En septembre, le Carnegie Institute de l’Université de Stanford annonçait avoir cartographié, avec le World Wildlife Fund et le gouvernement péruvien, plus de 43 000 kilomètres carrés de forêt amazonienne (une surface équivalente au territoire de la Suisse). Tandis que des satellites cartographiaient la végétations et enregistraient les variations, ces images satellitaires étaient complétées par un avion équipé de la technologie propriétaitre LiDAR (light detection and ranging) du Carnegie Institute pour produire des représentations tridimensionnelles de la structure végétale de la zone couverte. À terre, des scientifiques convertissaient les données structurelles en densité carbonique, grâce à un modeste réseau de parcelles. Le système novateur du Carnegie fait converger les données géologiques, d’utilisation des sols et d’émissions, afin d’informer le Pérou – et quiconque aurait accès à ces données – que le stockage total de carbone de la forêt de cette zone s’élève à environ 395 millions de tonnes, avec des émissions d’environ 630 000 tonnes par an. L’estimation par le GIEC de la quantité de carbone stockée dans la même région était de 587 millions de tonnes. Cependant, dans le cadre des programmes de type REDD, l’approche à haute résolution du Carnegie pourrait permettre de générer davantage de crédits par tonne de carbone (2). Le système est également peu coûteux. Les coûts de cartographie au Pérou sont de 0,08 dollar US l’hectare, et une cartographie similaire a été produite à Madagascar pour 0,06 dollar l’hectare (3). Eh bien alors, dans le monde des marchés du carbone, combien de biomasse ces terres peuvent-elles produire ?

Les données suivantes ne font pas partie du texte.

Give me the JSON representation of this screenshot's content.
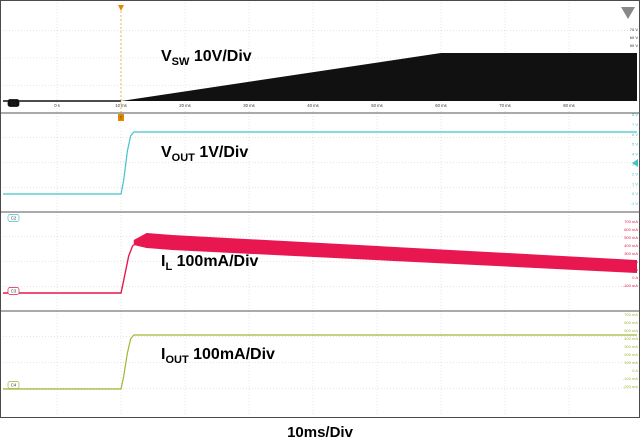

Les implications de ces technologies infra-REDD sont substantielles. Il devient envisageable pour l’industrie et les gouvernements de sélectionner la biodiversité qu’ils considèrent comme importante à l’heure actuelle et de se débarrasser du reste. En outre, la technologie pourrait permettre de suivre à la trace les habitants des forêts, ce qui pourrait jouer un rôle dans les négociations sur les droits fonciers. Enfin, la capacité d’évaluer la biomasse totale et sa valeur en termes de carbone rend la biodiversité sans intérêt, la biomasse elle-même devenant seule importante.

Info-REDD – iBio et la diversité digitale

La complaisance de l’industrie, qui pense pouvoir se passer de la plupart de la diversité biologique de la planète, est une terrible erreur – ce qui n’atténue en rien la menace qui pèse sur la biodiversité. Les praticiens de la biologie synthétique – qui assurent qu’ils seront capable de reconstruire des espèces éteintes à partir de rien dans leurs laboratoires et de construire toutes les nouvelles espèces dont le commerce peut rêver – ne voient parfois pas l’utilité de conserver les « vieilleries », au cas où. Au début de cette année, des scientifiques de l’Université de Cambridge ont découvert le moyen de pousser les cellules à lire l’ADN d’une manière différente. De sorte qu’au lieu de ne disposer que de 20 acides aminés pour construire la totalité des êtres vivants, ces scientifiques disposent désormais de 276 acides aminés, à partir desquels ils se prétendent en mesure de construire presque n’importe quel type d’organisme vivant imaginable. En mai de cette année, une entreprise appelée Synthetic Genomics a réussi à construire le premier microbe artificiel auto-reproducteur – une espèce qui n’avait jusqu’alors jamais vécu sur terre. Maintenant qu’ils en ont établi la « preuve de principe », les praticiens de la biologie synthétique pensent être en mesure de construire des micro-organismes capables de transformer la biomasse en aliments, en carburant, en médicament ou en plastique.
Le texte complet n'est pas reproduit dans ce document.